The first topic targets disturbing and scientifically flawed attempts to link genetics with racial supremacy. The statement denounces such attempts, stating that there can be no genetics-based support for claiming one group to be superior to another.
We decided to address this important issue in the series’ first statement, recognizing that there has been a resurgence of bogus claims that racial supremacy has scientific roots. The statement explains that humans cannot be divided into biologically-distinct subcategories, given the considerable genetic overlap among members of different populations, and asserts clearly that genetics exposes the concept of ‘racial purity’ as scientifically meaningless.
This statement reflects a continuation of ASHG’s objection, over decades, to the misuse or twisting of human genetics findings for political or social ends, including past ASHG statements on genetics, ancestry, and intellectual ability and the consequences of eugenics; and more recently, my piece in the September member newsletter on the Society’s origins and early discussion of its purpose and role.
AJHG Perspectives: A Channel for Timely Discussion
Statements in the new series will address a variety of important topics in human genetics and its interface with society, reinforcing the Society’s and Journal’s role as a leading source of emerging human genetics science. They will offer timely, concise viewpoints on topics in research, health, and society that have been prioritized by the Board; will address how scientific research informs those issues; and may assert Society policy positions or note important related field activities.
Statements will also refer readers to a range of lengthier academic or other relevant work. They do not strive to cover the breadth and depth of each issue but rather to draw on, complement, and highlight the need for continuing research and member engagement.
“AJHG has long been a leading home for discussion and debate about emerging science across human genetics. We are enthusiastic about this new feature, which will help ensure that scientific facts, findings, and open discussion inform larger societal dialogue,” said Bruce Korf, MD, PhD, Editor-in-Chief of AJHG.

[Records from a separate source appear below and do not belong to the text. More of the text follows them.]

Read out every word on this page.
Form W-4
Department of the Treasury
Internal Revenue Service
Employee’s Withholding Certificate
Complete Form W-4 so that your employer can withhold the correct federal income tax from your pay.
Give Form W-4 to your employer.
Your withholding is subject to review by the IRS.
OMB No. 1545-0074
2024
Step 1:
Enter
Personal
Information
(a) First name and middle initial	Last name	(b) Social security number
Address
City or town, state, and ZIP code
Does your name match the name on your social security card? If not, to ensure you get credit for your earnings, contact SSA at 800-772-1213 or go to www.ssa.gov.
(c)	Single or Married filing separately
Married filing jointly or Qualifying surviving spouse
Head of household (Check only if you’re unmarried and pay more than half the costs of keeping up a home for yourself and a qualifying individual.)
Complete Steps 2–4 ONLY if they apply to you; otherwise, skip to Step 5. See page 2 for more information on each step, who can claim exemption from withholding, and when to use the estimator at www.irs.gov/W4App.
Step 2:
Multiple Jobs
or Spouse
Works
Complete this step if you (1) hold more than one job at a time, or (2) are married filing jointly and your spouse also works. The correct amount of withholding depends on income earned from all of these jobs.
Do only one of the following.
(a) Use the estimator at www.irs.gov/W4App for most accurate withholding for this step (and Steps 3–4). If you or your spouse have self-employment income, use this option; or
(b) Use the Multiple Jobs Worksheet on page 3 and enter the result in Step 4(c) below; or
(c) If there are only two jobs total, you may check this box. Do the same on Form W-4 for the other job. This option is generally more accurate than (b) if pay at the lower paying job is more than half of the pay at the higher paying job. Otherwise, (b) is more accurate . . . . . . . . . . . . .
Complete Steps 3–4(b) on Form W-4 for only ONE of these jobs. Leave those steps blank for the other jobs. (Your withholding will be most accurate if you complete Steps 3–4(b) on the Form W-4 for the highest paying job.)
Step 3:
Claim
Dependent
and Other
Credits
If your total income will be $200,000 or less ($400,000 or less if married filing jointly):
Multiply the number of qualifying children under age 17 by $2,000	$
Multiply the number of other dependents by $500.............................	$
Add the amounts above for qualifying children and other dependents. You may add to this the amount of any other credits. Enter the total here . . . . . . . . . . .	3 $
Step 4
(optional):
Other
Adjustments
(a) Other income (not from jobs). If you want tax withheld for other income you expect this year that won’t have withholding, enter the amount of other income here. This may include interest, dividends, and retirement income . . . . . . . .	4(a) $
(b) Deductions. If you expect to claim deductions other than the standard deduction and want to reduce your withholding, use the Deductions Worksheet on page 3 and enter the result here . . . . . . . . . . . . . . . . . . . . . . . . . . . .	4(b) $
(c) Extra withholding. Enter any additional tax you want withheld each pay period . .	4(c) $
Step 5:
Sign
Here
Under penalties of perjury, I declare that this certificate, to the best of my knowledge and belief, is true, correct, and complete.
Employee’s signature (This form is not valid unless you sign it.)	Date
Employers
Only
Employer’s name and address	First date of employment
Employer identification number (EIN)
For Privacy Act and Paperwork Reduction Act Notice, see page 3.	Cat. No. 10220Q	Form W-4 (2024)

Fostering Discussion Within and Outside the Scientific Community
As research in human genetics continues to advance, it is opening new pathways of understanding and treatments that are saving lives. At the same time, ASHG has long been committed to addressing how these findings may be used in society, and we hope this new series will spark individual scientists to be increasingly vocal in discussing what the science does, might, and doesn’t say about a wide range of important issues, even—perhaps especially—when there is disagreement.
Individual members of our Society are knowledgeable, thoughtful, outspoken, and diverse in their views – these are the traits that push our field forward and help us collaboratively and thoughtfully address complex issues. Members, I encourage you to speak out, in your own voices, to represent your individual views as genetics experts on this and other important topics.
Given ASHG’s broad community of researchers, clinicians, ethicists, and other professionals, we anticipate perspectives on many topics may spark a diversity of dialogue, with strongly held perspectives on the science. We look forward to continuing that discussion through the pages of AJHG and hope to spark ongoing, constructive dialogue in the laboratory, classroom, clinic, and across the broad range of colleagues interested in human genetics.
David L. Nelson, PhD, is President of ASHG. He is a Cullen Foundation Professor of Molecular and Human Genetics at the Baylor College of Medicine, Associate Director of the BCM Intellectual and Developmental Disabilities Research Center, and Director of the BCM Integrative Molecular and Biomedical Sciences Graduate Program.